"Right-O," said Mr. Gibney, and turned to walk down the beach to the boat. A second later a hoarse scream of rage and terror broke from his lips.
"What's up?" cried McGuffey, the laughter dying out of his voice, for there was a hint of death in Mr. Gibney's cry.
"Marooned!" said the commodore hoarsely. "Those two sailors have pulled back to the schooner, and—there—look, Mac! My Gawd!"
McGuffey looked, and his face went whiter than the foaming breakers beyond which he could see the Maggie II, under full sail, headed for the open sea. The small boat had been picked up, and there was no doubt that at her present rate of speed the schooner would be hull down on the horizon by sunset.
"The murderin' hound," whispered McGuffey, and sagged down on the sands. "Oh, the murderin' hound of a mate!"
"It's—it's mutiny," gulped Captain Scraggs in a hard, strained voice. "That bloody fiend of a mate!

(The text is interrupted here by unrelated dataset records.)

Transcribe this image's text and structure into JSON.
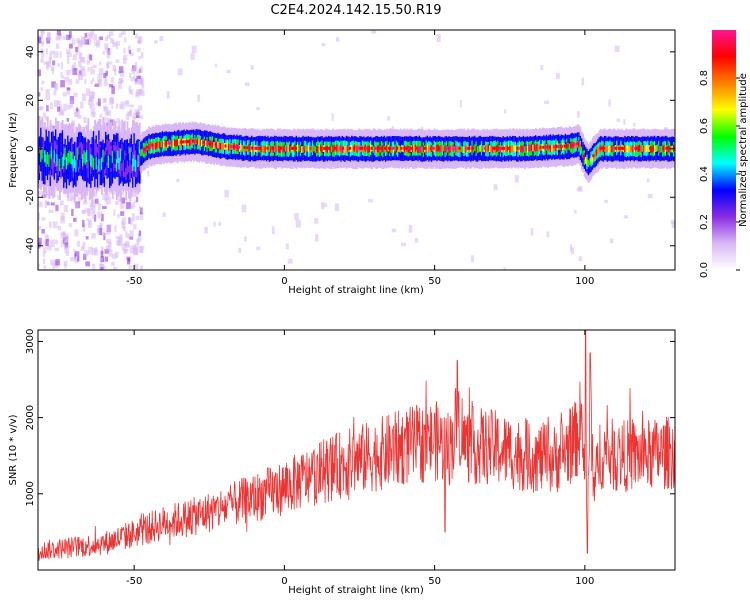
{
  "figure_title": "C2E4.2024.142.15.50.R19",
  "colors": {
    "snr_line": "#ee3333",
    "axes": "#000000",
    "background": "#ffffff"
  },
  "colormap_stops": [
    "#ffffff",
    "#d9b8f5",
    "#8a2be2",
    "#0000ff",
    "#00ffff",
    "#00ff00",
    "#ffff00",
    "#ff8000",
    "#ff0000",
    "#ff1493"
  ],
  "chart_data": [
    {
      "type": "heatmap",
      "title": "",
      "xlabel": "Height of straight line (km)",
      "ylabel": "Frequency (Hz)",
      "xlim": [
        -82,
        130
      ],
      "ylim": [
        -50,
        49
      ],
      "xticks": [
        "-50",
        "0",
        "50",
        "100"
      ],
      "yticks": [
        "-40",
        "-20",
        "0",
        "20",
        "40"
      ],
      "xtick_values": [
        -50,
        0,
        50,
        100
      ],
      "ytick_values": [
        -40,
        -20,
        0,
        20,
        40
      ],
      "colorbar": {
        "label": "Normalized spectral amplitude",
        "range": [
          0,
          1
        ],
        "ticks": [
          "0.0",
          "0.2",
          "0.4",
          "0.6",
          "0.8"
        ],
        "tick_values": [
          0.0,
          0.2,
          0.4,
          0.6,
          0.8
        ]
      },
      "ridge": {
        "description_values": "dominant frequency vs height",
        "x": [
          -82,
          -70,
          -60,
          -50,
          -48,
          -45,
          -40,
          -30,
          -20,
          -10,
          0,
          20,
          50,
          80,
          95,
          98,
          100,
          101,
          105,
          130
        ],
        "y": [
          -3,
          -5,
          -4,
          -5,
          -2,
          1,
          2,
          3,
          1,
          0,
          0,
          0,
          0,
          0,
          1,
          2,
          -4,
          -6,
          0,
          0
        ],
        "noisy_region_x": [
          -82,
          -48
        ]
      }
    },
    {
      "type": "line",
      "title": "",
      "xlabel": "Height of straight line (km)",
      "ylabel": "SNR (10 * v/v)",
      "xlim": [
        -82,
        130
      ],
      "ylim": [
        0,
        3150
      ],
      "xticks": [
        "-50",
        "0",
        "50",
        "100"
      ],
      "yticks": [
        "1000",
        "2000",
        "3000"
      ],
      "xtick_values": [
        -50,
        0,
        50,
        100
      ],
      "ytick_values": [
        1000,
        2000,
        3000
      ],
      "series": [
        {
          "x": [
            -82,
            -70,
            -60,
            -50,
            -40,
            -30,
            -20,
            -10,
            0,
            10,
            20,
            30,
            40,
            50,
            55,
            58,
            60,
            70,
            80,
            90,
            97,
            99,
            100,
            101,
            102,
            103,
            105,
            110,
            120,
            130
          ],
          "y": [
            250,
            300,
            350,
            480,
            620,
            700,
            820,
            950,
            1080,
            1250,
            1400,
            1500,
            1620,
            1700,
            1600,
            2000,
            1650,
            1600,
            1500,
            1450,
            1700,
            2000,
            1200,
            900,
            2200,
            1000,
            1550,
            1500,
            1500,
            1550
          ]
        }
      ],
      "spikes": [
        {
          "x": 100.2,
          "y": 3150
        },
        {
          "x": 100.8,
          "y": 220
        },
        {
          "x": 101.8,
          "y": 2850
        },
        {
          "x": 57.5,
          "y": 2750
        },
        {
          "x": 53.5,
          "y": 500
        }
      ]
    }
  ]
}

The sly sneak-thief, with his pleasant smile and his winnin' ways! Saw a chance to steal the Maggie and her rich cargo, and he is leavin' us here, marooned on a desert island, with two cannibals."
Captain Scraggs fairly shrieked the last two words and burst into tears. "Lord, Gib, old man," he raved, "whatever will we do?"
Thus appealed to, the doughty commodore permitted his two unmatched optics to rest mournfully upon his shipmates. For nearly a minute he gazed at them, the while he struggled to stifle the awful fear within him. In the Gibney veins there flowed not a drop of craven blood, but the hideous prospect before him was almost more than the brave commodore could bear. Death, quick and bloody, had no terrors for him, but a finish like this—a slow finish—thirst, starvation, heat——
He gulped and thoughtfully rubbed the knuckles of his right hand where the skin was barked off. He thought of the silly joke he and McGuffey had thought to perpetrate on Captain Scraggs by leading him up against a beating at the hands of a cannibal king, and with the thought came a grim, hard chuckle, though there was the look of a thousand devils in his eyes.
"Well, boys," he said huskily, "who's looney now?"